Commons : Tatar  - collection of pictures, videos and audio files

Individual evidence

  1. Herings Lexicon of the Kitchen, 25th edition, page 41
  2. Herings Lexicon of the Kitchen, 25th edition, page 41
  3. ^ A b Henle, Eva, Ed .: Ricette di Osterie d'Italia: the best recipes from Italy's regions . Hallwag, 2010, ISBN 978-3-8338-2137-0 .
  4. ^ Tardi, Alan. Romancing the vine: life, love, and transformation in the vineyards of barolo . St. Martin's Press, 2013, ISBN 978-1-4668-6031-5 .

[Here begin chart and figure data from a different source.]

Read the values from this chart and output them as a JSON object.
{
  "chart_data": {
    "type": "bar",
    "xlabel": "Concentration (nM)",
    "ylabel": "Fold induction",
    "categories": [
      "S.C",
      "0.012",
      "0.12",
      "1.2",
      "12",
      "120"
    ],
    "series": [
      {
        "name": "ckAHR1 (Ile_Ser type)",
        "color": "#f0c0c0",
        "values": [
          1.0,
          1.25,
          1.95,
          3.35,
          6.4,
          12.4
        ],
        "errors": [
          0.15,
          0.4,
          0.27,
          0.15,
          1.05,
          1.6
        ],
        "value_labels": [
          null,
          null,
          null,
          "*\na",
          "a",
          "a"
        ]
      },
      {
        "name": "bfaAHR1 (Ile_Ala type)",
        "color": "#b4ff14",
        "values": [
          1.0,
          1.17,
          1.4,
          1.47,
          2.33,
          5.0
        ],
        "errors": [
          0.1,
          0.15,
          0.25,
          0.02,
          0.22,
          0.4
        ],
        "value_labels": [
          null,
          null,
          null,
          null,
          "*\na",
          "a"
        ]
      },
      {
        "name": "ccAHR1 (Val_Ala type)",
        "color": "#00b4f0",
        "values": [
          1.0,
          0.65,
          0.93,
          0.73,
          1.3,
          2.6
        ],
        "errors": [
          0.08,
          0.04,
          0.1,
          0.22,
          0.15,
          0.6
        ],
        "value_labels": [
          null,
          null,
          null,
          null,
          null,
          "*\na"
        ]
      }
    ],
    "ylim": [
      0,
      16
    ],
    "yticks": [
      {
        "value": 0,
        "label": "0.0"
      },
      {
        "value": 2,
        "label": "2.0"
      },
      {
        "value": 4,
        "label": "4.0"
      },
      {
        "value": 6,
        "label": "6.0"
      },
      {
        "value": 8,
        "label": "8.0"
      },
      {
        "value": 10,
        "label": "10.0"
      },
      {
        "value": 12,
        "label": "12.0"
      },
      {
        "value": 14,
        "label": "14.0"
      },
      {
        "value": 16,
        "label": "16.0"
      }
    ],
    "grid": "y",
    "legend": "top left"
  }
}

  5. Birgit Rehlender (Ed.): Guidelines 2015. German food book . Developed and approved by the German Food Book Commission at the Federal Ministry of Food and Agriculture . 4th edition 2015, revised new. B. Behr's Verlag , Hamburg 2015, ISBN 978-3-95468-234-8 , Principles for meat and meat products , LS: 2.507.1.3, p. 199–200 ( limited preview in Google Book Search).
  6. a b Carola Schnieper: The Valais for beginners . Myths, clichés and gentle irritations . 1st edition. Rothus Verlag, Solothurn 2013, ISBN 978-3-906060-10-1 , p. 48–51:  pure lust for meat .
  7. Petra Foede: How Bismarck got hold of the herring. Culinary legends. Kein & Aber, Zurich 2009, ISBN 978-3-0369-5268-0 , p. 207.
  8. Entry in Duden online , accessed on August 23, 2014.
  9. Gert v. Paczensky, Anna Dünnebier: Empty pots, full pots. The cultural history of eating and drinking. Munich 1994, p. 510.
  10. "That the Huns and Tartars ate raw meat softened by being carried under the saddle, is a mistake of the chroniclers. At the present time the mounted nomads are accustomed to put thin strips of salted raw meat on their horses' sores, before saddling them, to bring about a speedy healing. But this meat, impregnated with the sweat of the horse and reeking intolerably, is absolutely uneatable. " The Cambridge Medieval History, Volume 1, 1911, p. 340, digitized ; see also Craig S. Smith: The Raw Truth: Don't Blame the Mongols (or Their Horses) , New York Times, April 6, 2005.
  11. a b Mieste Hotopp-Riecke: The stigmatized 'other' in secondary stereotypes - 'Tatar message' and 'Hackfleisch Tartar' as German places of remembrance . In: Stephan Theilig (ed.): Historical conceptions of physicality . Interdisciplinary approaches to transformation processes in history (=  cultures - communication - contacts ). tape 5 . Frank & Timme , Berlin 2011, ISBN 978-3-86596-333-8 , pp. 107–136 ( limited preview in Google Book search).
  12. Jules Verne: Jules Verne - Collected works . 2015, ISBN 978-6-05038777-3 . (Hotopp-Riecke 2011 cites the sequence in a footnote p. 125)
  13. Christoph Gutknecht : Of stairs joke and pickle time . The craziest words in German (=  Beck'sche Reihe . No. 1845 ). Original edition. CH Beck, Munich 2008, ISBN 978-3-406-56833-6 , p. 186-187 .
  14. Jan Süselbeck : 'Strategic drinking' and other habits . Some additions on the subject of eating and drinking from Arno Schmidt , with special reference to Thomas Bernhard . In: Thomas Bernhard-Privatstiftung (Ed.): Thomas Bernhard Yearbook 2004 . Böhlau Verlag, Vienna 2005, ISBN 978-3-205-77355-9 , pp. 73-89 .
  15. Roland Barthes: Beefsteak and French fries , in: Roland Barthes: Myths of everyday life . Translated from the French by Horst Brühmann. Suhrkamp, ​​Frankfurt am Main 2010, ISBN 978-3-518-41969-4 , pp. 100-103 (French original text: Le bifteck et les frites , in: Roland Barthes: Mythologies . Editions du Seul, Paris 1957).